Importantly, the leadership style and approach had been set out at outset. Our Skipper advised us that this was our race, our boat and it was up to us to sail her. The Skipper and AQP were there to ensure our safety, step in when required, to coach and train us, and complete specific tasks where they had the expertise or were required to complete. Now, not all Clipper Race Skippers adopt this approach - some may wish to specify requirements and assign specific sailing roles based on individual capability. For our team, this more open and broader approach aligned with our priorities - to be safe, to develop our sailing skills and knowledge, to then sail as well as we could. Whilst this all occurred within the context of a race, we were ambitious for ourselves rather than where we eventually finished.

To facilitate team performance, as you would hope to see in any good business, coaching support was an important component being delivered by the professional sailors and over time by those crew who had acquired the relevant capability. Feedback was open, encouraged and was supportive of how to improve next time. The leadership style (and that of the team) was primarily consultative other than those times where direct instruction was essential - for example, a course change or an immediate action linked to the ongoing sailing activity. Every day provided an environment for situational leadership and a team’s response to this.

The team as a whole was broken out into two watches, or groups, within which each group agreed how they would operate and work together. This latter approach worked well for us, as it supported a common and equal basis for undertaking all required tasks and duties. For example, the crew equally shared helming activity for about 80% of the time at sea during which we undoubtedly built up our skills and knowledge such that we were more comfortably discussing the impact of a changing Apparent Wind Angle or the True Wind Direction on our intended heading/direction and the sail trim (the position of the sails to the wind). We were learning whilst improving performance, building greater engagement and motivation. Sounds like everything a great business would have!

We had a few challenging times - an urgent need for both watches to manage a change in sails as we rapidly headed into a Force 10 storm south of Japan, and the frustration of a wind hole some 500 miles from the finish line comes to mind. We generally either got on with the task in hand (being the only course of action in stormy conditions) and/or took time out to share viewpoints and considerations before coming to a decision.

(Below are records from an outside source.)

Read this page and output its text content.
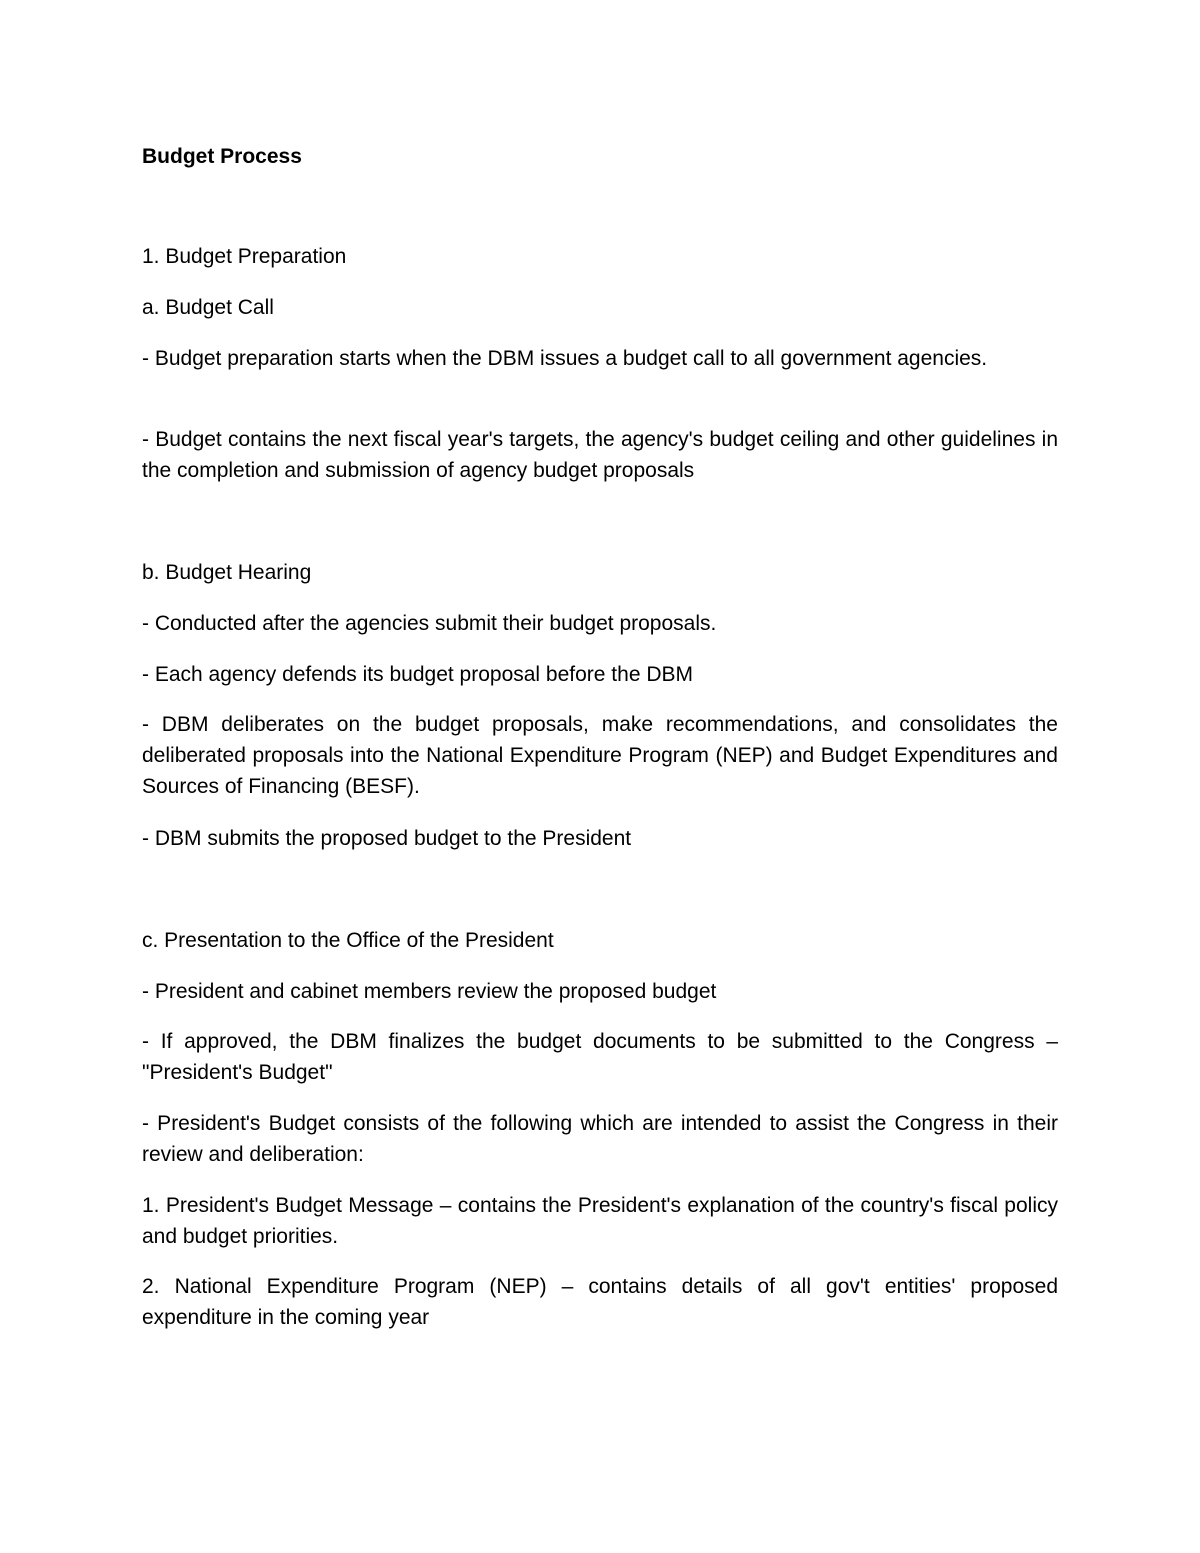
Budget Process
1. Budget Preparation
a. Budget Call
- Budget preparation starts when the DBM issues a budget call to all government agencies.
- Budget contains the next fiscal year's targets, the agency's budget ceiling and other guidelines in the completion and submission of agency budget proposals
b. Budget Hearing
- Conducted after the agencies submit their budget proposals.
- Each agency defends its budget proposal before the DBM
- DBM deliberates on the budget proposals, make recommendations, and consolidates the deliberated proposals into the National Expenditure Program (NEP) and Budget Expenditures and Sources of Financing (BESF).
- DBM submits the proposed budget to the President
c. Presentation to the Office of the President
- President and cabinet members review the proposed budget
- If approved, the DBM finalizes the budget documents to be submitted to the Congress – "President's Budget"
- President's Budget consists of the following which are intended to assist the Congress in their review and deliberation:
1. President's Budget Message – contains the President's explanation of the country's fiscal policy and budget priorities.
2. National Expenditure Program (NEP) – contains details of all gov't entities' proposed expenditure in the coming year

We are now looking forward to the start of Leg 7 and the journey south into warmer seas, the Panama Canal and Bermuda. Seven crew members finish and leave the boat here in Seattle with a further 7 joining - that’s a 50% turnover! Team dynamics will naturally change, we will need to re-form as a team and build up again. Different people will bring different perspectives, capabilities and personal objectives - I’m confident that our style and approachable will work for all Leg 7 crew members and that the next 35 days, or so, will be an exciting part of the Clipper Race experience.